The will that Elizabeth Edwards signed days before her death last month made no mention of her estranged husband, two-time presidential candidate John Edwards.
The document signed Dec. 1, six days before her death, named her eldest child, lawyer Cate Edwards, as the executor of her estate and left personal effects, furniture, automobiles and other property to be divided among her children -- Cate, 12-year-old Emma Claire and 10-year-old Jack.
"Those are items that have sentimental attachment, like a grandmother's engagement ring or antiques she'd want to go only to her children and no one else," said Andrea Chomakos, an estate planning attorney who was not involved with the Edwards family.
"I wouldn't jump to the conclusion that John was disinherited.

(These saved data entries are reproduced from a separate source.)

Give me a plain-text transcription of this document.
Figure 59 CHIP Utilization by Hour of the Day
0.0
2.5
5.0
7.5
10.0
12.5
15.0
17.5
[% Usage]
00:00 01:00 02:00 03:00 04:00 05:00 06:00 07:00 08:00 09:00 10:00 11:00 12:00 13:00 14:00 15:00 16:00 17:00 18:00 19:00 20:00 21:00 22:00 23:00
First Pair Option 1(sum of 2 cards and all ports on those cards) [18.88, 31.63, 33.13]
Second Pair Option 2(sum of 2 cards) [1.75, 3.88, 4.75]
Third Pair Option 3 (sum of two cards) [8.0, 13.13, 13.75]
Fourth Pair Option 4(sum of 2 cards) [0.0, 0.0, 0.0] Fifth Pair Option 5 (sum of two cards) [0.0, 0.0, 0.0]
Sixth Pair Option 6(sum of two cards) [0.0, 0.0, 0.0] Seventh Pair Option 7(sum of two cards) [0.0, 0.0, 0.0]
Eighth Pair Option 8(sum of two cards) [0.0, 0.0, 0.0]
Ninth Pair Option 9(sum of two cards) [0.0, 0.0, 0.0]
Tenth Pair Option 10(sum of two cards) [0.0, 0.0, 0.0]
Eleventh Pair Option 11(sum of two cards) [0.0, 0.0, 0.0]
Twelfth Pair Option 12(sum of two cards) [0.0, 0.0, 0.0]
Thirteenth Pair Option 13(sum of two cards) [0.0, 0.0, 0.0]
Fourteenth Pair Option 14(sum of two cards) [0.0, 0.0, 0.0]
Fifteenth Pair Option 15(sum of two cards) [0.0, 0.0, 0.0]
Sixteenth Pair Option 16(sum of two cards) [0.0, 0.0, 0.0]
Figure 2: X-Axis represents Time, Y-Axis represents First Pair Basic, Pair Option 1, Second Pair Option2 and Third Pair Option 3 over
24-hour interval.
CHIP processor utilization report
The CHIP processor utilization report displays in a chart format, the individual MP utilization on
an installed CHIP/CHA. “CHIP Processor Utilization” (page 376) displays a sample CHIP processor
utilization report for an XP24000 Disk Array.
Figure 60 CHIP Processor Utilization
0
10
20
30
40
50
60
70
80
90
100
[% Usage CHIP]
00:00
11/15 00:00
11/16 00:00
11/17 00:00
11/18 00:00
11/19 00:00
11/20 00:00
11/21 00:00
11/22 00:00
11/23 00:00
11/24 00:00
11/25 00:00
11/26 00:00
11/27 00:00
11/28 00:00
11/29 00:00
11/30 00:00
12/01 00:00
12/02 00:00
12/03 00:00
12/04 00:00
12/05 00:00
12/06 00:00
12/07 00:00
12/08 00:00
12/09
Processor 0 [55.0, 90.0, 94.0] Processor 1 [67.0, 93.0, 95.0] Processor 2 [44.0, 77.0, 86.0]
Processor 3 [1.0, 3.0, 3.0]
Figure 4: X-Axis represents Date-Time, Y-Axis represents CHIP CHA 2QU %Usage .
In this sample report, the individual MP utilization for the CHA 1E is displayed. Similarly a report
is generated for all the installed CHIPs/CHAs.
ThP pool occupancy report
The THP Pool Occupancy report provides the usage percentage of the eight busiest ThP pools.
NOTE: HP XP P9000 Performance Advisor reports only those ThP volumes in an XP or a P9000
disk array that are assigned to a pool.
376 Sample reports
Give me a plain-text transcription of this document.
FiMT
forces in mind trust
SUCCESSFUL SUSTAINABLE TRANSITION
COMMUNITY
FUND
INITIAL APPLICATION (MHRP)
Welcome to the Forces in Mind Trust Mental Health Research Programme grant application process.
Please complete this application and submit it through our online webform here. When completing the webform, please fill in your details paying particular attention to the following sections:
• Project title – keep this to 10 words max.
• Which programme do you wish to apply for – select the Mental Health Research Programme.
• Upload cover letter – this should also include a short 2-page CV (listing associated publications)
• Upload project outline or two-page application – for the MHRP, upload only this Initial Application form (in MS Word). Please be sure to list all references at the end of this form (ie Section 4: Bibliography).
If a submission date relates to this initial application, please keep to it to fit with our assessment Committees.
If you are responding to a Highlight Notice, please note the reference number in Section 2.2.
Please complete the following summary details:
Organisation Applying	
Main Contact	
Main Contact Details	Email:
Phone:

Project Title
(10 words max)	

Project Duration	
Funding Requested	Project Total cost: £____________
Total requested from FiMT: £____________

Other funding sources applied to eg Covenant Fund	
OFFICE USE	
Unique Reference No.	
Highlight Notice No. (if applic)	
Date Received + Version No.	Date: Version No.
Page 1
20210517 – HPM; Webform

No one will know whether he was or not."
Other documents accompanying her will valued Elizabeth Edwards' estate at $496,000 in cash, securities, household furnishings, vehicles and ownership in businesses. She also owned real estate worth an additional $1 million, and she controlled a trust that may hold more assets.
John Edwards -- who made millions as a trial lawyer before beginning his political career -- could be a beneficiary of that trust, the details of which are not public, Chomakos said.
Inheritance laws in North Carolina and most other states bar a spouse from completely cutting off even an estranged spouse unless specified in a separation or other agreement between them, Chomakos said.
John and Elizabeth Edwards separated early last year after 32 years of marriage. John Edwards admitted he fathered a child during an affair with a former campaign worker.